Nella parte centrale del messaggio Francesco lancia quasi un grido. “Dobbiamo imparare a condividere per crescere insieme, senza lasciare fuori nessuno”, l’indicazione di rotta: “La pandemia ci ha ricordato come siamo tutti sulla stessa barca”, l’appello che rilancia il momento di preghiera del 27 marzo scorso, in una piazza San Pietro vuota e bagnata dalla pioggia. “Ritrovarci ad avere preoccupazioni e timori comuni ci ha dimostrato ancora una volta che nessuno si salva da solo. Per crescere davvero dobbiamo crescere insieme, condividendo quello che abbiamo”.

“Se vogliamo davvero promuovere le persone alle quali offriamo assistenza, dobbiamo coinvolgerle e renderle protagoniste del proprio riscatto”,

la ricetta del Papa: “La pandemia ci ha ricordato quanto sia essenziale la corresponsabilità e che solo con il contributo di tutti –  anche di categorie spesso sottovalutate – è possibile affrontare la crisi”. “Dobbiamo trovare il coraggio di aprire spazi dove tutti possano sentirsi chiamati e permettere nuove forme di ospitalità, di fraternità, e di solidarietà”, ribadisce Francesco. “Bisogna coinvolgere per promuovere”, come ha fatto Gesù con la donna samaritana.

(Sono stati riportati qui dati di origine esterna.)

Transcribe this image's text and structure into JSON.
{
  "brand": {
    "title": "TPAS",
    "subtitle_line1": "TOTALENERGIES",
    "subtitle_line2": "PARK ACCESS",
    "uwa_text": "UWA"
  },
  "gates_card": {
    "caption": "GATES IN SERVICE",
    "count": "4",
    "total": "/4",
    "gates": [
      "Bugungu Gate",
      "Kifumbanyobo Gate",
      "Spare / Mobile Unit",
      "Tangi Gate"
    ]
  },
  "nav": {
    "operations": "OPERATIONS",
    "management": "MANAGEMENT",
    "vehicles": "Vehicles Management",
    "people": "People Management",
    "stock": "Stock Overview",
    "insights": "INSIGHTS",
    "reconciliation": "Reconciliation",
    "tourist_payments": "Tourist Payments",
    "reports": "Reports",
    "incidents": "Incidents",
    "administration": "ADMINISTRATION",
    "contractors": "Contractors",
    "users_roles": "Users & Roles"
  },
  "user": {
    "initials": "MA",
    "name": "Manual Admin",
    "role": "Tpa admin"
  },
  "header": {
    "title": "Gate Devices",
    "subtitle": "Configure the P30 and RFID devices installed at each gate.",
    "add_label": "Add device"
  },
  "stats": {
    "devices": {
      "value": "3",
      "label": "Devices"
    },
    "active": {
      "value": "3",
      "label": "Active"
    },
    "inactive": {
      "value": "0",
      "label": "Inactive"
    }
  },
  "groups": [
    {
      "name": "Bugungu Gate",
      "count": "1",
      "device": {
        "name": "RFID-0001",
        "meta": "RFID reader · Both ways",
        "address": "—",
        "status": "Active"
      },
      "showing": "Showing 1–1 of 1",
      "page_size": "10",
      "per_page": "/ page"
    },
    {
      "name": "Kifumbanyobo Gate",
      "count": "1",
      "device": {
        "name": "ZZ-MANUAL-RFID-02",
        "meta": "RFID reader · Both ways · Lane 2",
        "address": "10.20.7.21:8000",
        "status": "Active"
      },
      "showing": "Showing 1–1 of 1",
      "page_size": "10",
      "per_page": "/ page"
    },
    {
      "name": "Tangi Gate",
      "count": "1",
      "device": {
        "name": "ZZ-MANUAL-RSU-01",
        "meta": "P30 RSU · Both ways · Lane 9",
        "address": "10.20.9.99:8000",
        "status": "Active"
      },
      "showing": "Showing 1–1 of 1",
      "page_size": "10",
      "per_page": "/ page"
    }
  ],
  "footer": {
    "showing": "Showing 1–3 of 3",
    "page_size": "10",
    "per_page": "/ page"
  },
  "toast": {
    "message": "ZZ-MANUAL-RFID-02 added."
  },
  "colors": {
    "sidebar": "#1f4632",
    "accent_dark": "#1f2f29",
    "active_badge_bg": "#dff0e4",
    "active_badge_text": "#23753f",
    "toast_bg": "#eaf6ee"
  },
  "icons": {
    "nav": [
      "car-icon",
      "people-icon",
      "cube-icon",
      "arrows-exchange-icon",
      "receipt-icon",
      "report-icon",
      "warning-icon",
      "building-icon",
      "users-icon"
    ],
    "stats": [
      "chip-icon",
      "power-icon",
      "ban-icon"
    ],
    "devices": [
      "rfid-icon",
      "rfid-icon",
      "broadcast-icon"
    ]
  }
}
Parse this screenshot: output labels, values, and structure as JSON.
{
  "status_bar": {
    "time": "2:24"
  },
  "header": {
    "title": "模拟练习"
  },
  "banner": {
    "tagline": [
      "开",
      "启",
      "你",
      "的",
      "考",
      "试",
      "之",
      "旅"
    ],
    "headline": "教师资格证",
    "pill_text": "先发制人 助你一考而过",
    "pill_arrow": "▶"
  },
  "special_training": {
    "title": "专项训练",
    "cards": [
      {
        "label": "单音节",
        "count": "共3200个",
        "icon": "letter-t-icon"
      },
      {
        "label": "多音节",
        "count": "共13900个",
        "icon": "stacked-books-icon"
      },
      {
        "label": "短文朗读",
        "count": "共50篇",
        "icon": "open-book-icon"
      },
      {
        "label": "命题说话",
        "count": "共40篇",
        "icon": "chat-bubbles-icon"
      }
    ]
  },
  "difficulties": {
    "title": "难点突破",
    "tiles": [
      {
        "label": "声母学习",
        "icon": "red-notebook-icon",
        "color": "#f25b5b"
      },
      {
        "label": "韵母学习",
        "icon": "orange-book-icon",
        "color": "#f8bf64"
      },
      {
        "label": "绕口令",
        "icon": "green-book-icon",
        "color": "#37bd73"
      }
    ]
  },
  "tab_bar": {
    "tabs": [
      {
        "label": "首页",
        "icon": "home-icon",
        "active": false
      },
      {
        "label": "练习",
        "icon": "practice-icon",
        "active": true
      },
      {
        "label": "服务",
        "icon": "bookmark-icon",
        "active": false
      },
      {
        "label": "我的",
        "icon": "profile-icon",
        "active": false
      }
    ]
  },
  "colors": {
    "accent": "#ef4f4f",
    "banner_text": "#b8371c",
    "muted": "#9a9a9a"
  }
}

Costruire il Regno di Dio è un impegno comune a tutti i cristiani e per questo è necessario che impariamo a collaborare, senza lasciarci tentare da gelosie, discordie e divisioni”. Così il Papa spiega l’ultimo imperativo del messaggio.

“Non è questo il tempo degli egoismi,

perché la sfida che stiamo affrontando ci accomuna tutti e non fa differenza di persone”, l’appello finale: “Per preservare la casa comune e farla somigliare sempre più al progetto originale di Dio, dobbiamo impegnarci a garantire la cooperazione internazionale, la solidarietà globale e l’impegno locale, senza lasciare fuori nessuno”.